Indian Rupee Depreciation and Economic Implications
Current Situation
On Wednesday, the Indian rupee crossed the 90 mark against the US dollar, having fallen by over 6% against the dollar in the past year and even more against other major currencies like the euro and pound.
Exchange Rate Dynamics
The decline in the rupee has sparked concern; however, heavy market intervention to prop up the rupee is not advised.
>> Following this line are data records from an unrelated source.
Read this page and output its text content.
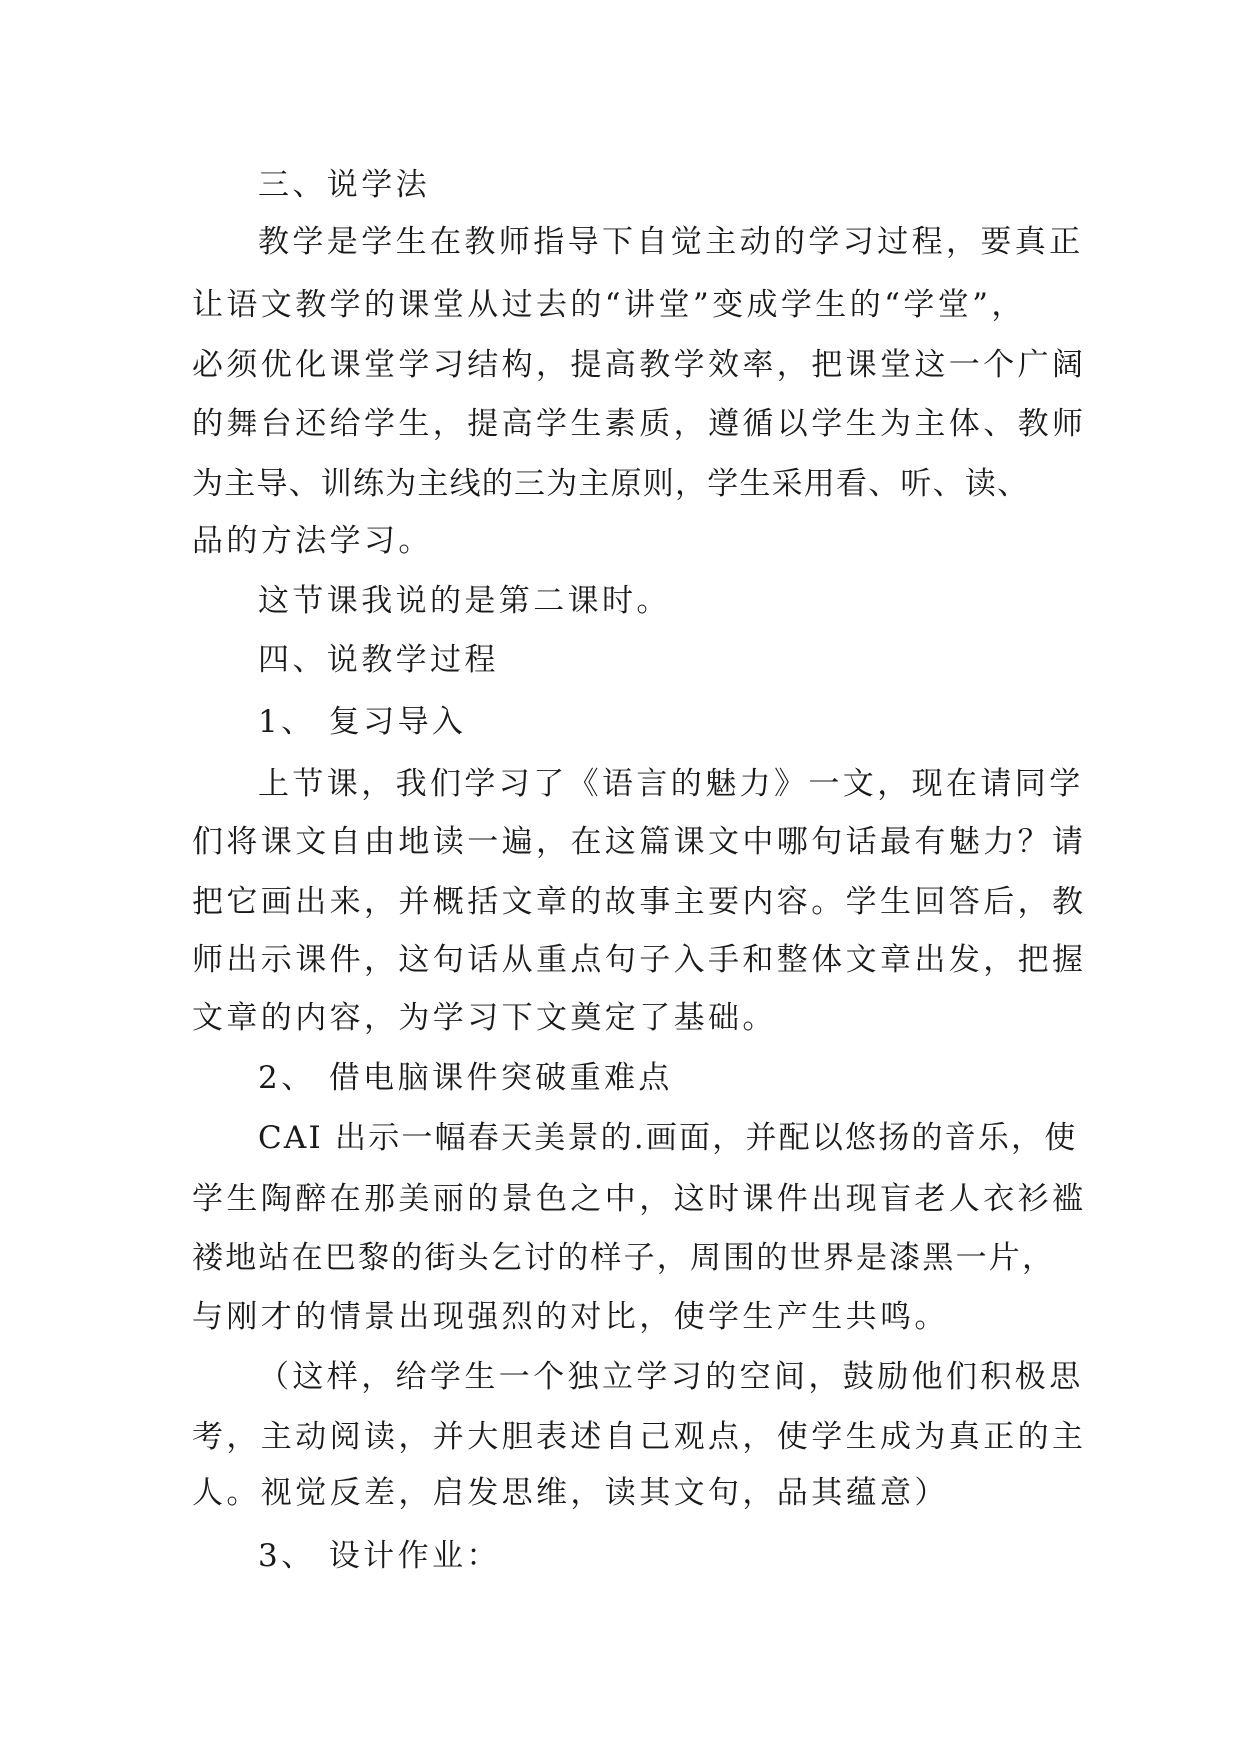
三、说学法

教学是学生在教师指导下自觉主动的学习过程，要真正

让语文教学的课堂从过去的“讲堂”变成学生的“学堂”，

必须优化课堂学习结构，提高教学效率，把课堂这一个广阔

的舞台还给学生，提高学生素质，遵循以学生为主体、教师

为主导、训练为主线的三为主原则，学生采用看、听、读、

品的方法学习。

这节课我说的是第二课时。

四、说教学过程

1、 复习导入

上节课，我们学习了《语言的魅力》一文，现在请同学

们将课文自由地读一遍，在这篇课文中哪句话最有魅力？请

把它画出来，并概括文章的故事主要内容。学生回答后，教

师出示课件，这句话从重点句子入手和整体文章出发，把握

文章的内容，为学习下文奠定了基础。

2、 借电脑课件突破重难点

CAI 出示一幅春天美景的.画面，并配以悠扬的音乐，使

学生陶醉在那美丽的景色之中，这时课件出现盲老人衣衫褴

褛地站在巴黎的街头乞讨的样子，周围的世界是漆黑一片，

与刚才的情景出现强烈的对比，使学生产生共鸣。

（这样，给学生一个独立学习的空间，鼓励他们积极思

考，主动阅读，并大胆表述自己观点，使学生成为真正的主

人。视觉反差，启发思维，读其文句，品其蕴意）

3、 设计作业：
Exchange rates act as economic shock absorbers, and a weaker rupee could boost exports amidst a challenging global scenario.
Trade Deficit and Outflows
- India's merchandise exports contracted by 12% in October, with exports to the US decreasing by 8.6% due to tariff impacts.
- Imports have surged, with gold imports rising to $14.7 billion in October from $4.9 billion the previous year, leading to a trade deficit of $41.7 billion.
- Since the start of the year, foreign portfolio investors withdrew about $17 billion, with a net FDI inflow of $2.9 billion in the second quarter.
- RBI data shows a $6.4 billion depletion in foreign exchange reserves in the first half of the year.
Monetary Policy Considerations
The RBI’s Monetary Policy Committee is meeting, with the stance that monetary policy should address inflation rather than defend the currency. With consumer price index inflation at 0.25% in October, the impact of a weaker currency on inflation is less concerning.
Policy Recommendations
- The central bank should allow a calibrated depreciation of the rupee, managing excess volatility.
- The government needs to push forward policies that enhance productivity and export competitiveness.
- Finalizing pending trade deals is essential to enhance market access.